Action Prompt for Reflection:

Are you waiting for God to do something He has already empowered you to receive through faith? Take a moment to name one area where you are struggling, and deliberately activate your faith by proclaiming the promise of Galatians 1:4 over it.

A Needed Dose of Reality

This is more than a devotional thought—it’s a crucial theological correction for the modern Christian life. The writer perfectly synthesizes the monumental truth of Christ’s finished work with the non-negotiable requirement of human participation. By drawing attention to the verbs “might deliver” and “should follow,” the post forces the reader to move past a passive, purely transactional view of salvation and into an active, dominion-taking faith. This message is vital for anyone who has felt the disappointment of believing in an omnipotent God yet experiencing limited power. It is a powerful, concise call to spiritual maturity and responsible discipleship.

Call to Action: Engage Your Dominion

To activate the “glory that should follow” Christ’s sufferings, take these five steps of faith today:

  1. Acknowledge the Gap: Identify one specific area (finances, relationship, addiction, fear) where you are experiencing the “present evil world” and not the promised deliverance.

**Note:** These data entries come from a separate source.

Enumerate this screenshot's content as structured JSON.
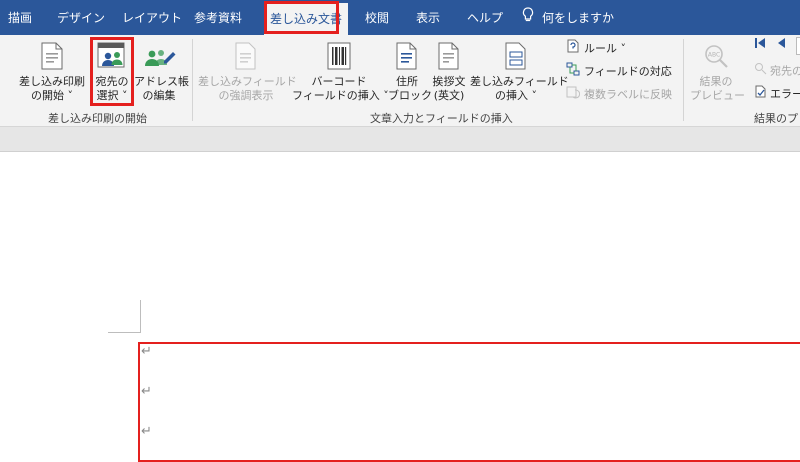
{
  "tabs": [
    "描画",
    "デザイン",
    "レイアウト",
    "参考資料",
    "差し込み文書",
    "校閲",
    "表示",
    "ヘルプ"
  ],
  "tell_me": "何をしますか",
  "groups": {
    "start": {
      "label": "差し込み印刷の開始",
      "start_merge": [
        "差し込み印刷",
        "の開始 ˅"
      ],
      "select_recipients": [
        "宛先の",
        "選択 ˅"
      ],
      "edit_list": [
        "アドレス帳",
        "の編集"
      ]
    },
    "write_insert": {
      "label": "文章入力とフィールドの挿入",
      "highlight_fields": [
        "差し込みフィールド",
        "の強調表示"
      ],
      "barcode": [
        "バーコード",
        "フィールドの挿入 ˅"
      ],
      "address_block": [
        "住所",
        "ブロック"
      ],
      "greeting": [
        "挨拶文",
        "(英文)"
      ],
      "insert_field": [
        "差し込みフィールド",
        "の挿入 ˅"
      ],
      "rules": "ルール ˅",
      "match_fields": "フィールドの対応",
      "update_labels": "複数ラベルに反映"
    },
    "preview": {
      "label": "結果のプ",
      "preview_results": [
        "結果の",
        "プレビュー"
      ],
      "find_recipient": "宛先の",
      "check_errors": "エラー"
    }
  },
  "document": {
    "paragraph_marks": [
      "↵",
      "↵",
      "↵"
    ]
  },
  "colors": {
    "accent": "#2b579a",
    "highlight": "#e4201e"
  }
}
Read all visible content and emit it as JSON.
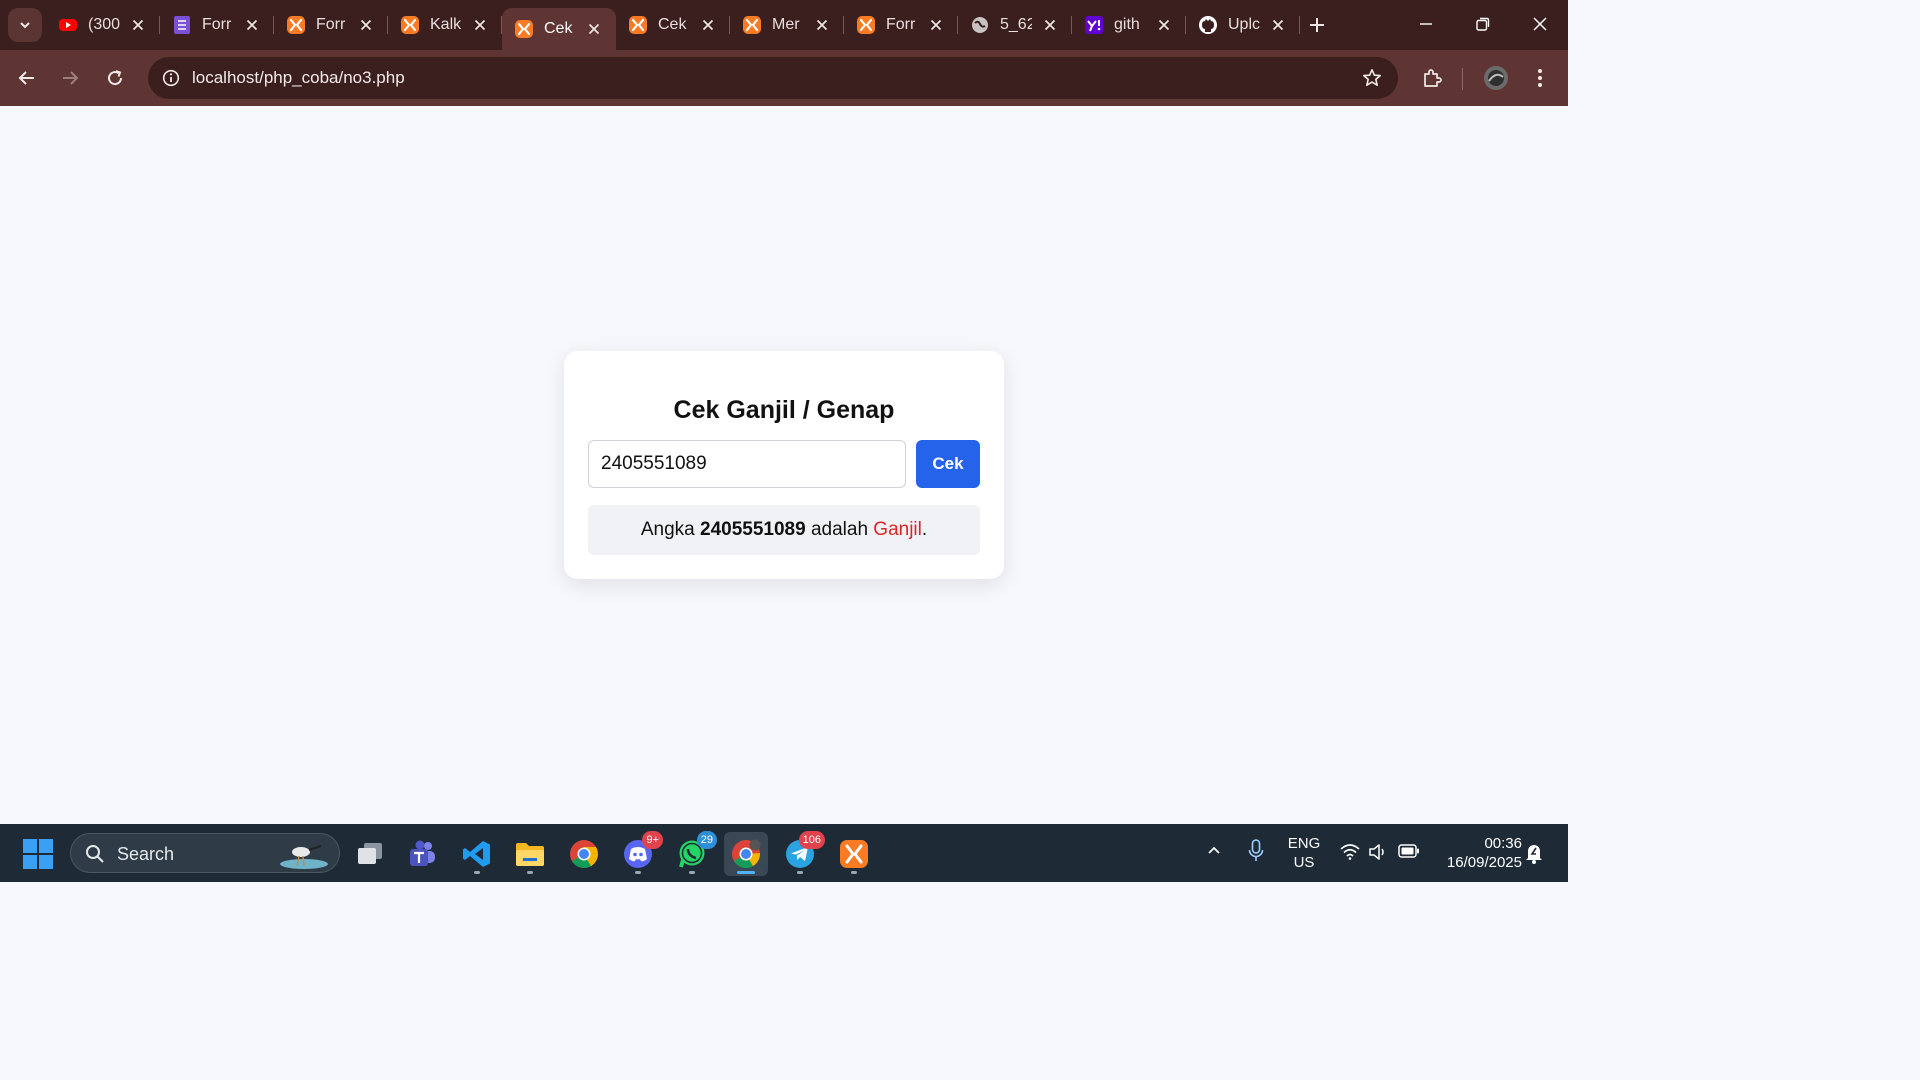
{
  "browser": {
    "tabs": [
      {
        "title": "(300",
        "icon": "youtube-icon",
        "color": "#ff0000"
      },
      {
        "title": "Forr",
        "icon": "forms-icon",
        "color": "#7b4fd6"
      },
      {
        "title": "Forr",
        "icon": "xampp-icon",
        "color": "#fb7a24"
      },
      {
        "title": "Kalk",
        "icon": "xampp-icon",
        "color": "#fb7a24"
      },
      {
        "title": "Cek",
        "icon": "xampp-icon",
        "color": "#fb7a24",
        "active": true
      },
      {
        "title": "Cek",
        "icon": "xampp-icon",
        "color": "#fb7a24"
      },
      {
        "title": "Mer",
        "icon": "xampp-icon",
        "color": "#fb7a24"
      },
      {
        "title": "Forr",
        "icon": "xampp-icon",
        "color": "#fb7a24"
      },
      {
        "title": "5_62",
        "icon": "globe-icon",
        "color": "#c9c2c2"
      },
      {
        "title": "gith",
        "icon": "yahoo-icon",
        "color": "#6001d2"
      },
      {
        "title": "Uplc",
        "icon": "github-icon",
        "color": "#ffffff"
      }
    ],
    "url": "localhost/php_coba/no3.php"
  },
  "page": {
    "heading": "Cek Ganjil / Genap",
    "input_value": "2405551089",
    "button_label": "Cek",
    "result": {
      "prefix": "Angka ",
      "number": "2405551089",
      "middle": " adalah ",
      "verdict": "Ganjil",
      "suffix": "."
    }
  },
  "taskbar": {
    "search_label": "Search",
    "apps": [
      {
        "name": "task-view",
        "running": false
      },
      {
        "name": "teams",
        "running": false
      },
      {
        "name": "vscode",
        "running": true
      },
      {
        "name": "file-explorer",
        "running": true
      },
      {
        "name": "chrome",
        "running": false
      },
      {
        "name": "discord",
        "running": true,
        "badge": "9+"
      },
      {
        "name": "whatsapp",
        "running": true,
        "badge": "29"
      },
      {
        "name": "chrome-profile",
        "running": true,
        "active": true
      },
      {
        "name": "telegram",
        "running": true,
        "badge": "106"
      },
      {
        "name": "xampp",
        "running": true
      }
    ],
    "lang_line1": "ENG",
    "lang_line2": "US",
    "time": "00:36",
    "date": "16/09/2025"
  },
  "colors": {
    "accent_button": "#2563eb",
    "verdict_text": "#dc2626",
    "browser_frame": "#3a1f1e"
  }
}
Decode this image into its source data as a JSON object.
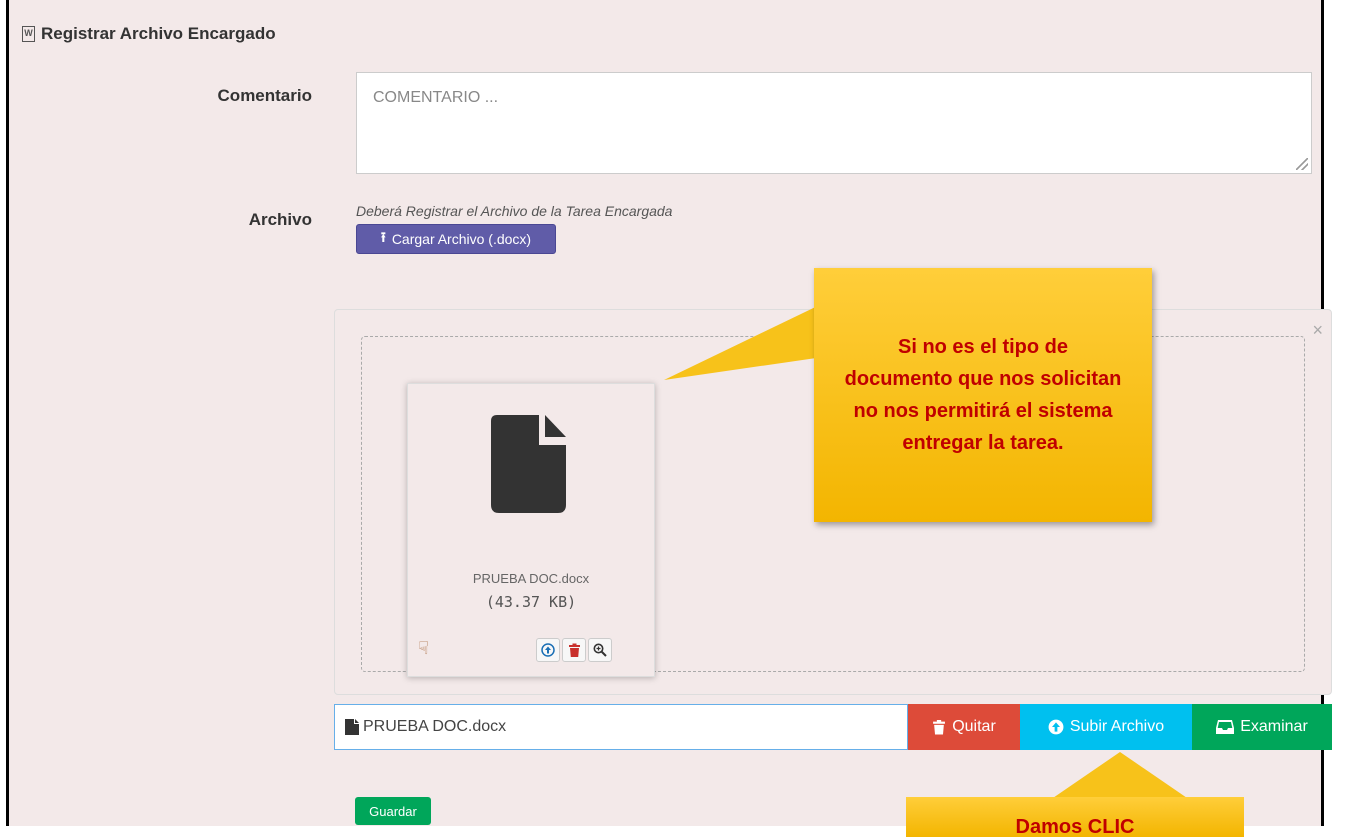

  2. Repent of Passivity: Confess any spiritual laziness or tendency to believe that God’s grace automatically bypasses your will or your need to act in faith.

  3. Search the Scriptures: Find one specific promise (a “Glory” statement) related to your identified gap and write it down. This is your divine potential.

  4. Speak Your Faith Decree: Based on the written promise, declare it out loud twice a day—not as a wish, but as a confident decree of dominion, claiming the deliverance Christ made possible.

  5. Take the Next Step of Obedience: Determine one small, practical, faith-fueled action you can take in the next 24 hours that aligns with your decree, proving your cooperation with God’s will.

Let’s Pray Together

Heavenly Father, we stand in awe of the perfect and complete gift of your Son, Jesus Christ. Thank You for giving Yourself for our sins so that we might be delivered from this present evil world. Forgive us for the times we have been passive in the face of Your power, expecting You to override the dominion You gave us. Holy Spirit, stir up in us a vibrant, working faith. Give us the courage to step into our part of the divine partnership—to believe, to act, and to appropriate the sufferings of Christ so that the glory that should follow becomes the manifest reality in our lives, our families, and our world. We commit to cooperating with Your will. In Jesus’ mighty Name, Amen.